Surface and 3D Quantum Hall Effects from Engineering of Exceptional Points in Nodal-Line Semimetals

We show that, under a strong magnetic field, a 3D nodal-line semimetal is driven into a topological insulating phase in which the electronic transport takes place at the surface of the material. When the magnetic field is perpendicular to the nodal ring, the surface states of the semimetal are transmuted into Landau states which correspond to exceptional points, i.e., branch points in the spectrum of a non-Hermitian Hamiltonian which arise upon the extension to complex values of the momentum. The complex structure of the spectrum then allows us to express the number of zero-energy flat bands in terms of a new topological invariant counting the number of exceptional points. When the magnetic field is parallel to the nodal ring, we find that the bulk states are built from the pairing of surfacelike evanescent waves, giving rise to a 3D quantum Hall effect with a flat level of Landau states residing in parallel 2D slices of the 3D material. The Hall conductance is quantized in either case in units of $e^2/h$, leading in the 3D Hall effect to a number of channels growing linearly with the section of the surface and opening the possibility to observe a macroscopic chiral current at the surface of the material.

Figure 1

Schematic plot of the surface electronic currents in a slab of 3D NLSM for two orthogonal directions of the magnetic field.

Figure 2

Band structure for a slab of NLSM of width $W=40\mathrm{nm}$ (lateral dimension $\mathrm{\Delta }y=40\mathrm{nm}$), for parameters $m_0=1.2\mathrm{eV}$, $m_1=1.0\mathrm{eV}{\mathrm{nm}}^2$, $v=0.5\mathrm{eV}\mathrm{nm}$, and magnetic field (perpendicular to the nodal ring) $B=30\mathrm{T}$. The energy is measured in electron-volts and the momentum in inverse nanometers.

Figure 3

Spectrum of a NLSM (with $m_0=0.2\mathrm{eV}$, $m_1=0.8\mathrm{eV}{\mathrm{nm}}^2$, $v=1.0\mathrm{eV}\mathrm{nm}$, and magnetic field perpendicular to the nodal ring $B=30\mathrm{T}$) for complex momenta $k_z+i\alpha$ ($k_z$ being perpendicular to the nodal ring) showing two branch cuts connecting pairs of exceptional points along the $\alpha$ axis.

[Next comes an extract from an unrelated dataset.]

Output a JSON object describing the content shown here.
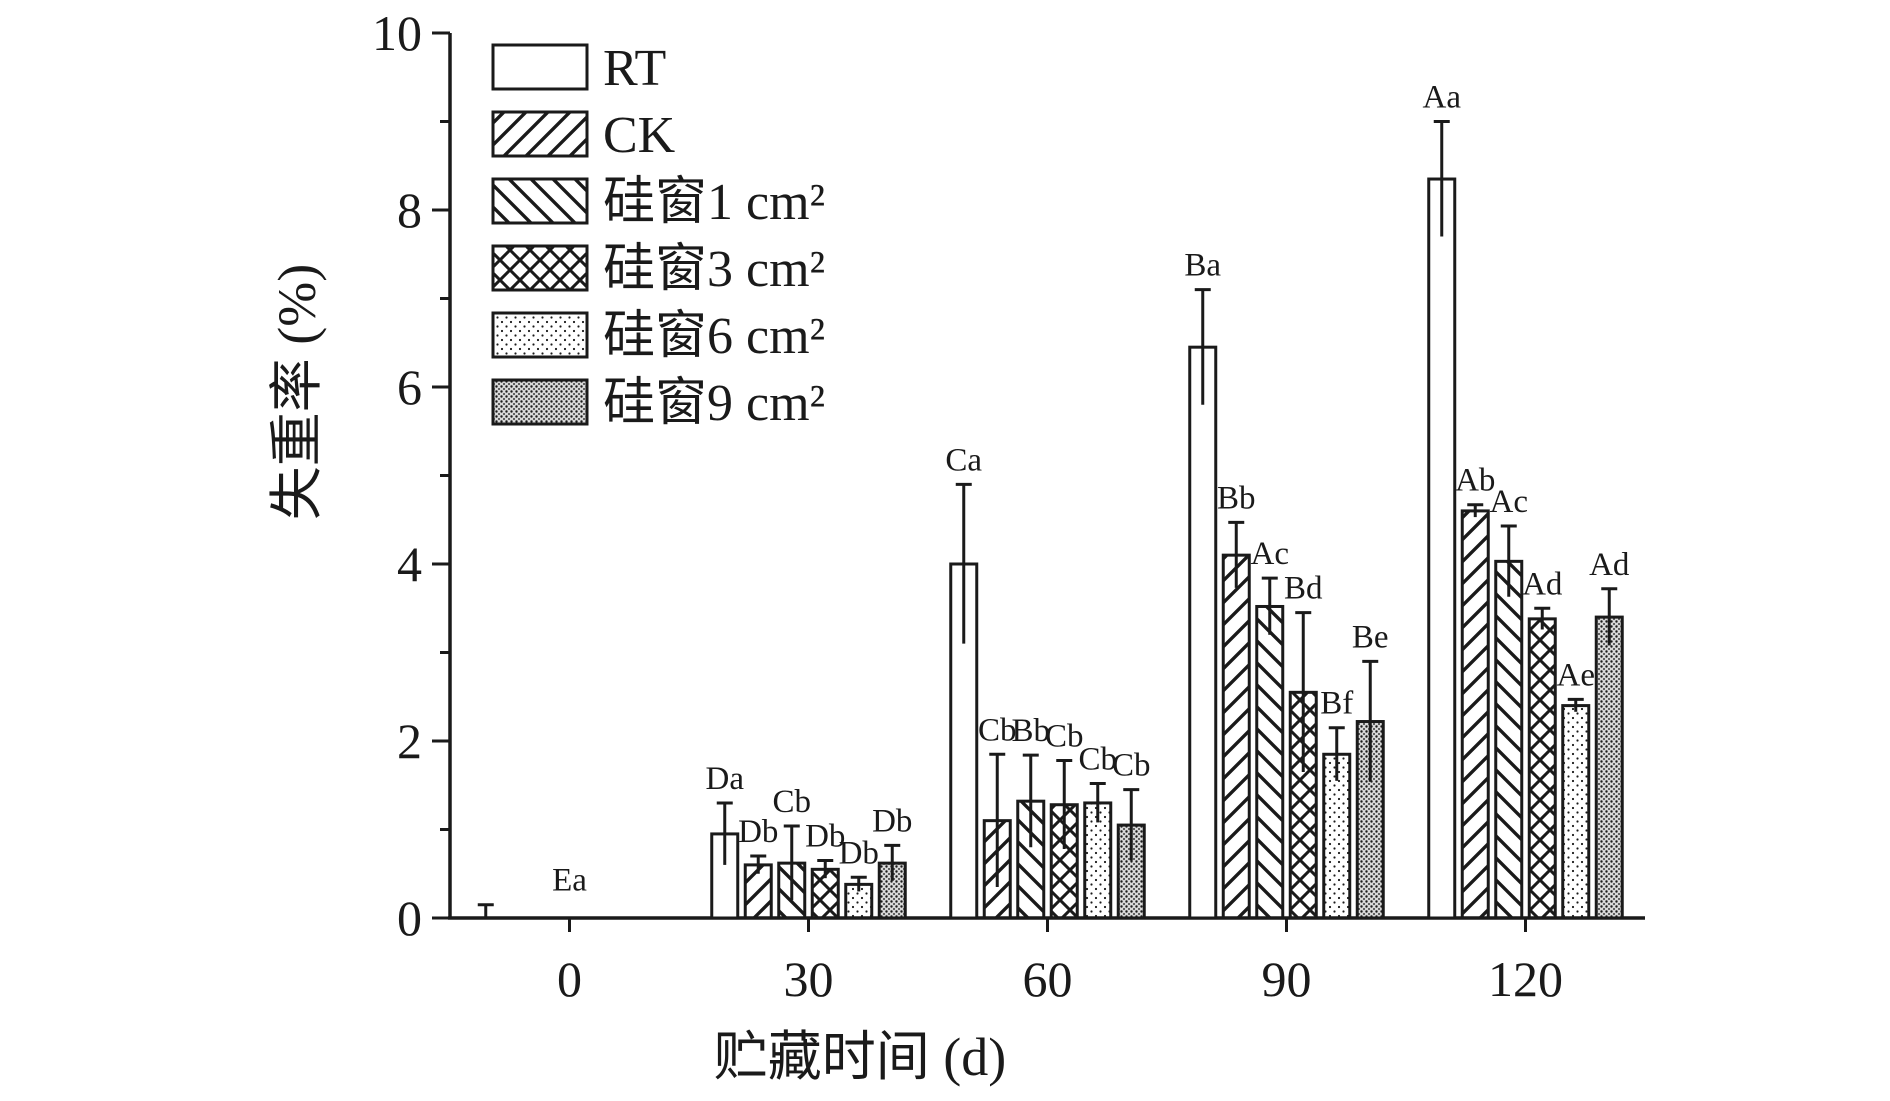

The energy is measured in electron-volts and the momentum in inverse nanometers.

Figure 4

Band structure for a slab of NLSM of width $W=60\mathrm{nm}$ (lateral dimension $\mathrm{\Delta }y=60\mathrm{nm}$), for parameters $m_0=0.5\mathrm{eV}$, $m_1=0.5\mathrm{eV}{\mathrm{nm}}^2$, $v=0.5\mathrm{eV}\mathrm{nm}$, and magnetic field (parallel to the nodal ring) $B=30\mathrm{T}$. The units are the same as in Fig. 2.

Figure 5

Plot of the wave function along the direction perpendicular to the nodal ring (zoom view) showing the imaginary part of the first component [as $\mathrm{Re}({\mathrm{\Psi }}_1)=0$], and the real part of the second component [as $\mathrm{Im}({\mathrm{\Psi }}_2)=0$] of a state with $k_x=k_y=0$ in the zero Landau level of a NLSM with $m_0=2.0\mathrm{eV}$, $m_1=1.5\mathrm{eV}{\mathrm{nm}}^2$, $v=0.5\mathrm{eV}\mathrm{nm}$, and magnetic field (parallel to the nodal ring) $B=30\mathrm{T}$. The figure also shows the pseudospin $\sigma =⟨{\sigma }_y⟩$ of the two evanescent waves making up the state.